Why is this allowed to continue? At this point, you can probably rattle off a list of loopholes that might apply. In this case, installing an elevator would probably be deemed prohibitively expensive, if not infeasible due to the building's layout. A smaller venue wouldn't be large enough to trigger the elevator requirement, and a building on the National Register of Historic Places (just as a for instance) would have its own exemptions.

Perhaps the most effective barrier to improving access is, ironically, the bureaucracy designed to protect and uphold access. Not everyone can afford to hire a lawyer and file a compliance claim, even though sometimes such a claim is the only way to push change. Chicago has a stellar reputation when it comes to accessibility and enforcement. But many aspects of accessibility can be defined as optional, depending on the circumstances (or whether you're dealing with someone who sees nothing but the basic necessities for survival as worthy of mandatory protection). In those cases, the intransigence of bureaucracy becomes more of an issue.

Why would I spend time and money to figure out why Metro is like this? Or to deal with a grievance procedure that will simply confirm that the venue is already in compliance? I can just not go there—or adopt the mindset, only half in jest, that I'll go strictly for shows that I'd be willing to die to see.
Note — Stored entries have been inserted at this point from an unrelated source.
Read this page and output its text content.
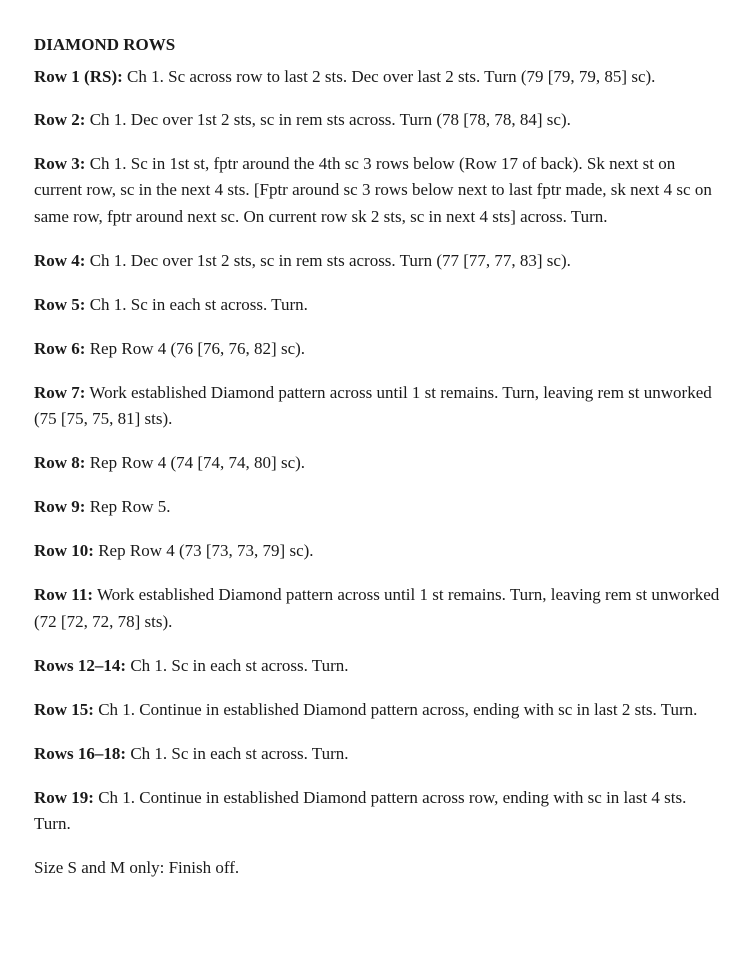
DIAMOND ROWS

Row 1 (RS): Ch 1. Sc across row to last 2 sts. Dec over last 2 sts. Turn (79 [79, 79, 85] sc).

Row 2: Ch 1. Dec over 1st 2 sts, sc in rem sts across. Turn (78 [78, 78, 84] sc).

Row 3: Ch 1. Sc in 1st st, fptr around the 4th sc 3 rows below (Row 17 of back). Sk next st on current row, sc in the next 4 sts. [Fptr around sc 3 rows below next to last fptr made, sk next 4 sc on same row, fptr around next sc. On current row sk 2 sts, sc in next 4 sts] across. Turn.

Row 4: Ch 1. Dec over 1st 2 sts, sc in rem sts across. Turn (77 [77, 77, 83] sc).

Row 5: Ch 1. Sc in each st across. Turn.

Row 6: Rep Row 4 (76 [76, 76, 82] sc).

Row 7: Work established Diamond pattern across until 1 st remains. Turn, leaving rem st unworked (75 [75, 75, 81] sts).

Row 8: Rep Row 4 (74 [74, 74, 80] sc).

Row 9: Rep Row 5.

Row 10: Rep Row 4 (73 [73, 73, 79] sc).

Row 11: Work established Diamond pattern across until 1 st remains. Turn, leaving rem st unworked (72 [72, 72, 78] sts).

Rows 12–14: Ch 1. Sc in each st across. Turn.

Row 15: Ch 1. Continue in established Diamond pattern across, ending with sc in last 2 sts. Turn.

Rows 16–18: Ch 1. Sc in each st across. Turn.

Row 19: Ch 1. Continue in established Diamond pattern across row, ending with sc in last 4 sts. Turn.

Size S and M only: Finish off.
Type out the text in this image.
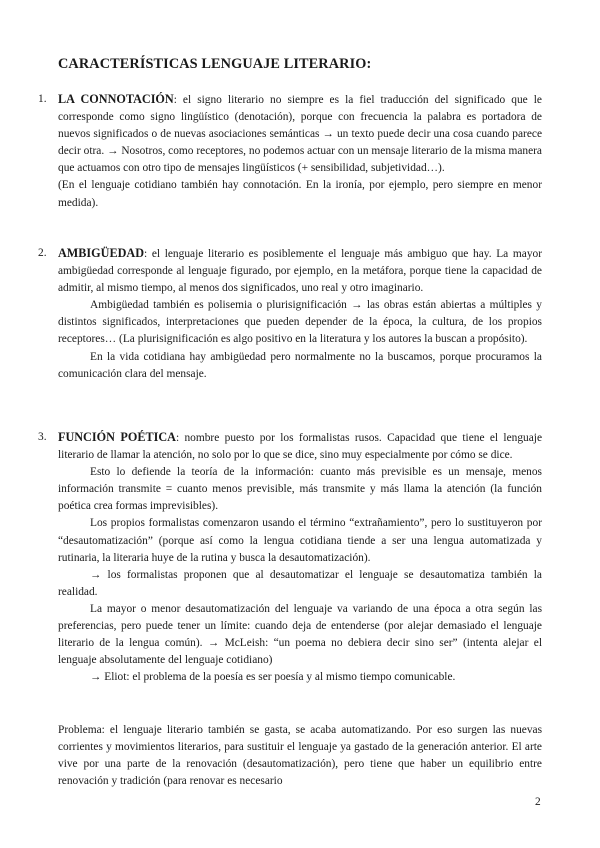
CARACTERÍSTICAS LENGUAJE LITERARIO:
1. LA CONNOTACIÓN: el signo literario no siempre es la fiel traducción del significado que le corresponde como signo lingüístico (denotación), porque con frecuencia la palabra es portadora de nuevos significados o de nuevas asociaciones semánticas → un texto puede decir una cosa cuando parece decir otra. → Nosotros, como receptores, no podemos actuar con un mensaje literario de la misma manera que actuamos con otro tipo de mensajes lingüísticos (+ sensibilidad, subjetividad…).

(En el lenguaje cotidiano también hay connotación. En la ironía, por ejemplo, pero siempre en menor medida).

2. AMBIGÜEDAD: el lenguaje literario es posiblemente el lenguaje más ambiguo que hay. La mayor ambigüedad corresponde al lenguaje figurado, por ejemplo, en la metáfora, porque tiene la capacidad de admitir, al mismo tiempo, al menos dos significados, uno real y otro imaginario.

Ambigüedad también es polisemia o plurisignificación → las obras están abiertas a múltiples y distintos significados, interpretaciones que pueden depender de la época, la cultura, de los propios receptores… (La plurisignificación es algo positivo en la literatura y los autores la buscan a propósito).

En la vida cotidiana hay ambigüedad pero normalmente no la buscamos, porque procuramos la comunicación clara del mensaje.

3. FUNCIÓN POÉTICA: nombre puesto por los formalistas rusos. Capacidad que tiene el lenguaje literario de llamar la atención, no solo por lo que se dice, sino muy especialmente por cómo se dice.

Esto lo defiende la teoría de la información: cuanto más previsible es un mensaje, menos información transmite = cuanto menos previsible, más transmite y más llama la atención (la función poética crea formas imprevisibles).

Los propios formalistas comenzaron usando el término “extrañamiento”, pero lo sustituyeron por “desautomatización” (porque así como la lengua cotidiana tiende a ser una lengua automatizada y rutinaria, la literaria huye de la rutina y busca la desautomatización).

→ los formalistas proponen que al desautomatizar el lenguaje se desautomatiza también la realidad.

La mayor o menor desautomatización del lenguaje va variando de una época a otra según las preferencias, pero puede tener un límite: cuando deja de entenderse (por alejar demasiado el lenguaje literario de la lengua común). → McLeish: “un poema no debiera decir sino ser” (intenta alejar el lenguaje absolutamente del lenguaje cotidiano)

→ Eliot: el problema de la poesía es ser poesía y al mismo tiempo comunicable.

Problema: el lenguaje literario también se gasta, se acaba automatizando. Por eso surgen las nuevas corrientes y movimientos literarios, para sustituir el lenguaje ya gastado de la generación anterior. El arte vive por una parte de la renovación (desautomatización), pero tiene que haber un equilibrio entre renovación y tradición (para renovar es necesario

2
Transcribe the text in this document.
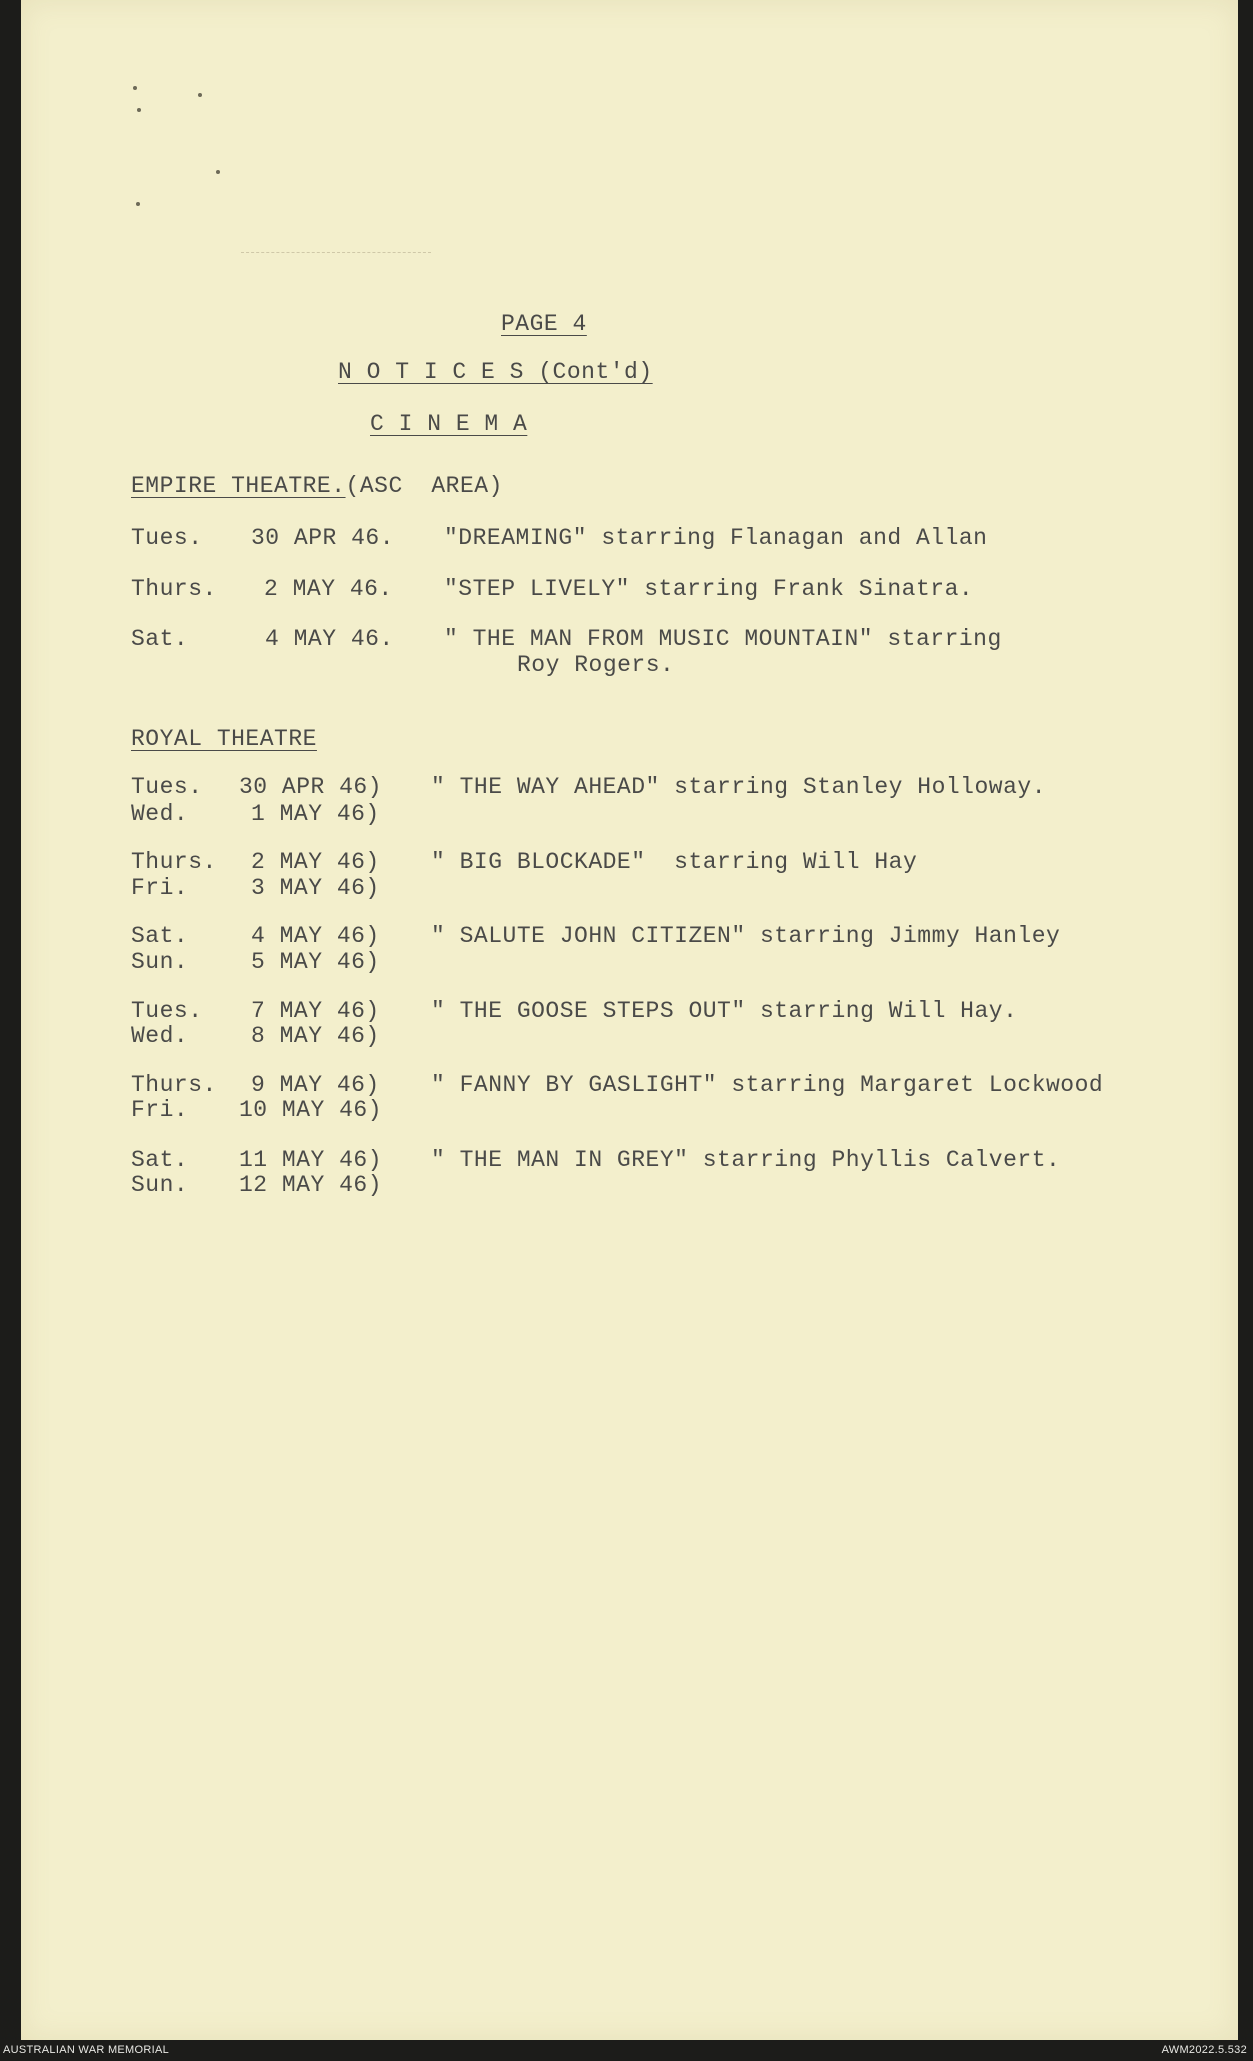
PAGE 4
N O T I C E S (Cont'd)
C I N E M A
EMPIRE THEATRE.(ASC  AREA)
Tues. 30 APR 46. "DREAMING" starring Flanagan and Allan
Thurs. 2 MAY 46. "STEP LIVELY" starring Frank Sinatra.
Sat.	4 MAY 46. " THE MAN FROM MUSIC MOUNTAIN" starring
Roy Rogers.
ROYAL THEATRE
Tues. 30 APR 46)
Wed.	1 MAY 46)
" THE WAY AHEAD" starring Stanley Holloway.
Thurs. 2 MAY 46)
Fri.	3 MAY 46)
" BIG BLOCKADE"  starring Will Hay
Sat.	4 MAY 46)
Sun.	5 MAY 46)
" SALUTE JOHN CITIZEN" starring Jimmy Hanley
Tues. 7 MAY 46)
Wed.	8 MAY 46)
" THE GOOSE STEPS OUT" starring Will Hay.
Thurs. 9 MAY 46)
Fri. 10 MAY 46)
" FANNY BY GASLIGHT" starring Margaret Lockwood
Sat. 11 MAY 46)
Sun. 12 MAY 46)
" THE MAN IN GREY" starring Phyllis Calvert.
AUSTRALIAN WAR MEMORIAL	AWM2022.5.532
I'm currently debating this for Drive-By Truckers, Dan Deacon, Pussy Riot, and AJJ. But as with so many other shows, they probably just won't be worth the risk or the effort.

That's the real issue, isn't it? If a venue is accessible to the standard of the law but still excludes certain people under certain circumstances, then for those people the venue is inaccessible. They're kept out of the space, the experience, and the culture.

Also annoying is the fact that any time I spend discussing the nuances of regulation is time I can't spend discussing music. I'd much rather tell you about all the wonderful experiences I've had at shows or festivals, or talk about Thalia Hall's In the Round series, or really just address anything about the music. If I didn't love it so much, I wouldn't be here saying any of this.

It can feel confounding to try to solve the new access issues that have cropped up as old barriers were broken down, but I'm certainly not advocating defeatism—the first step is to see the issues. Take three seconds and ask yourself if a place is accessible for someone with a disability. Think about what that might entail, outside of "Are there steps?" (though don't ignore that question either). Progress requires collective effort. You may have a solution or an opportunity that I don't, or maybe you can see the situation in a different light. The ADA was put in place by a huge group of people working together, all contributing in any way they could, and it'll surely take the same sort of effort to fix the rest of these issues.